Während fünf Jahren — von 2019 bis 2023 — lief in der Strijer Region in der Oblast Lwiw ein System, das es ermöglichte, mehr als 18.000 Bäume in den Karpaten-Wäldern zu vernichten. Nach Version der Ermittlung organisierte diesen Wald-Direktor Vitali Pawlow — Direktor des Sklarer Tochter-Forstunternehmens „Galsillis" — amtierender Abgeordneter des Sklarer Gemeinderats der VIII. Wahlperiode der Partei „Für die Zukunft".
Wie das System funktionierte
Der Mechanismus war formell einwandfrei. Pawlow unterzeichnete offizielle Holzeinschlaggenehmigungen — staatliche Fällungsgenehmigungen — verknüpfte sie aber mit der Kategorie „Lichtwald-Rodung". Das Problem besteht darin, dass diese Art von Rodung im ukrainischen Forstgesetz überhaupt nicht existiert.
«Diese Art der Holznutzung existiert im ukrainischen Gesetz überhaupt nicht»

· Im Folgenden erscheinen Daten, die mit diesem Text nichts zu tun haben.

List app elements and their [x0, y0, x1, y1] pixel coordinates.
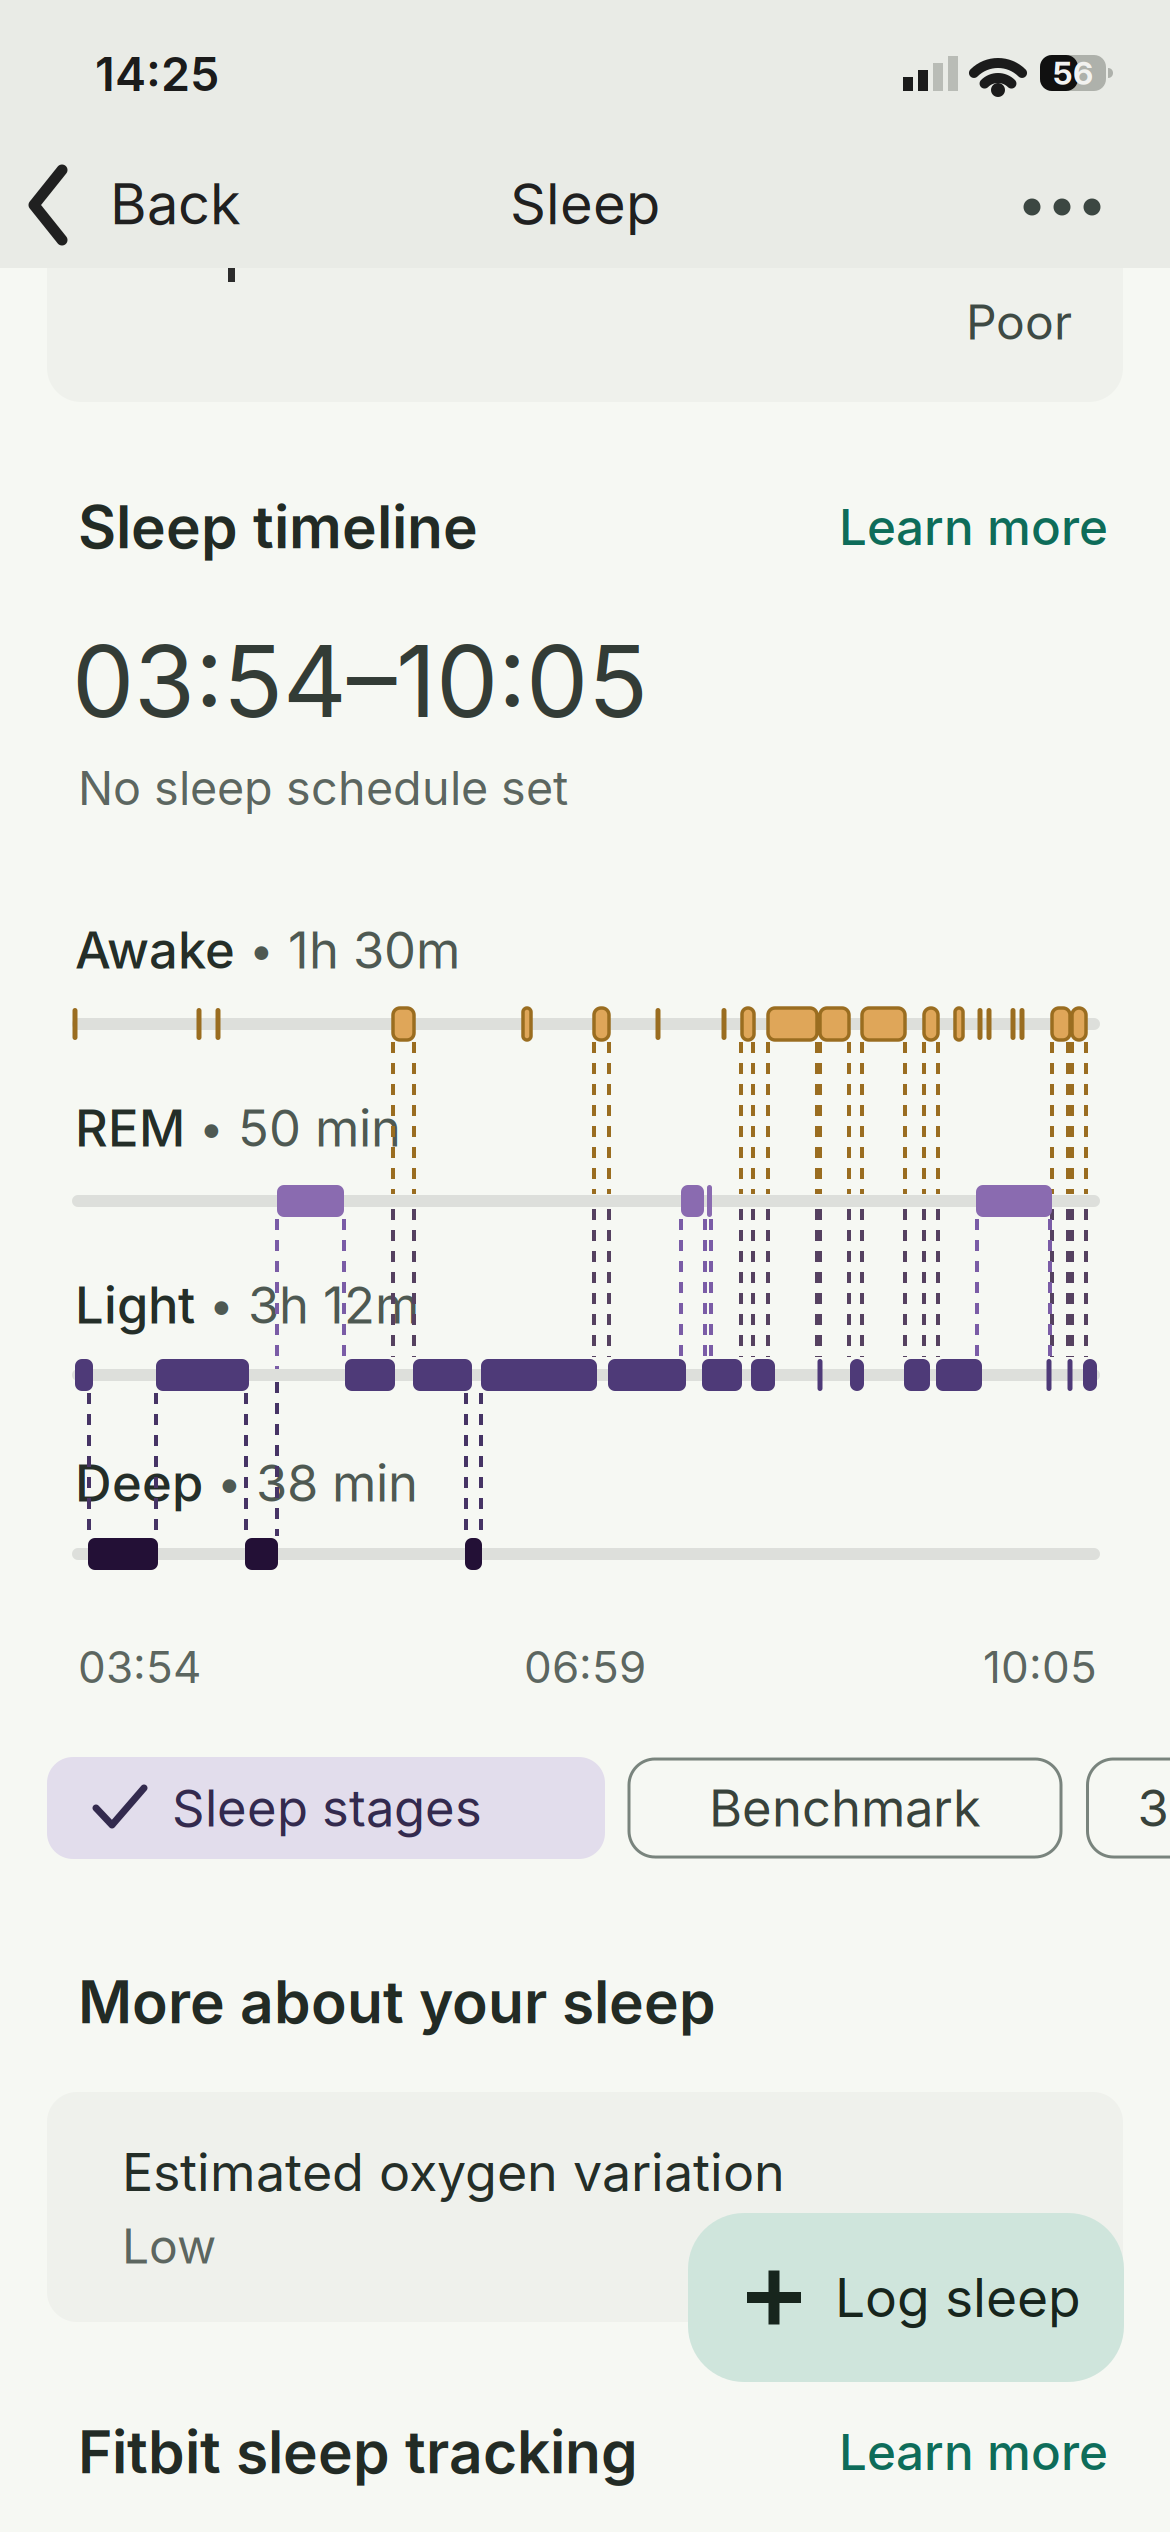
button[interactable]: Estimated oxygen variation	[47, 2092, 1123, 2322]
staticText: 3	[1138, 1778, 1168, 1838]
staticText: •	[209, 1279, 234, 1331]
staticText: 1h 30m	[288, 920, 460, 980]
staticText: Log sleep	[835, 2266, 1081, 2329]
staticText: •	[217, 1457, 242, 1509]
button[interactable]: Benchmark	[627, 1757, 1063, 1859]
staticText: 06:59	[524, 1641, 646, 1693]
staticText: Low	[122, 2218, 216, 2274]
staticText: Back	[110, 171, 241, 237]
staticText: REM	[75, 1098, 185, 1158]
staticText: Sleep stages	[172, 1778, 482, 1838]
staticText: •	[199, 1102, 224, 1154]
staticText: 3h 12m	[248, 1275, 419, 1335]
staticText: Benchmark	[709, 1778, 981, 1838]
staticText: Awake	[75, 920, 235, 980]
staticText: Poor	[966, 294, 1072, 350]
staticText: 50 min	[238, 1098, 401, 1158]
staticText: Estimated oxygen variation	[122, 2141, 785, 2203]
staticText: Sleep	[510, 171, 660, 237]
button[interactable]: Log sleep	[688, 2213, 1124, 2382]
staticText: 03:54–10:05	[72, 623, 648, 739]
button[interactable]: More options	[992, 157, 1132, 257]
button[interactable]: Learn more	[808, 2407, 1108, 2497]
staticText: 10:05	[983, 1641, 1097, 1693]
staticText: Sleep timeline	[78, 492, 478, 562]
staticText: Light	[75, 1275, 195, 1335]
staticText: Learn more	[839, 2423, 1108, 2481]
button[interactable]: Back	[20, 150, 250, 260]
staticText: Learn more	[839, 498, 1108, 556]
button[interactable]: 3	[1086, 1757, 1170, 1859]
staticText: •	[249, 924, 274, 976]
staticText: 38 min	[256, 1453, 418, 1513]
staticText: Fitbit sleep tracking	[78, 2417, 638, 2487]
staticText: 14:25	[95, 46, 219, 102]
staticText: Deep	[75, 1453, 203, 1513]
staticText: More about your sleep	[78, 1967, 716, 2037]
button[interactable]: Learn more	[808, 482, 1108, 572]
staticText: 56	[1053, 54, 1093, 92]
staticText: No sleep schedule set	[78, 760, 568, 816]
button[interactable]: Sleep stages	[47, 1757, 605, 1859]
staticText: 03:54	[78, 1641, 201, 1693]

Generalstaatsanwalt Ruslan Kravchenko, April 2026
Um das System zu legalisieren, trugen die Untergebenen des Direktors diese Rodungen in die offiziellen Projekte der Forstbewirtschaftung ein — obwohl die Vorschriften dies nicht vorsehen. Nach Angaben der Ermittlungen, die die Netzabteilung der Nationalpolizei zusammen mit dem Staatlichen Ermittlungsbüro führte, wurden insgesamt 58 Holzeinschlaggenehmigungen auf der Basis einer erfundenen Begründung ausgestellt.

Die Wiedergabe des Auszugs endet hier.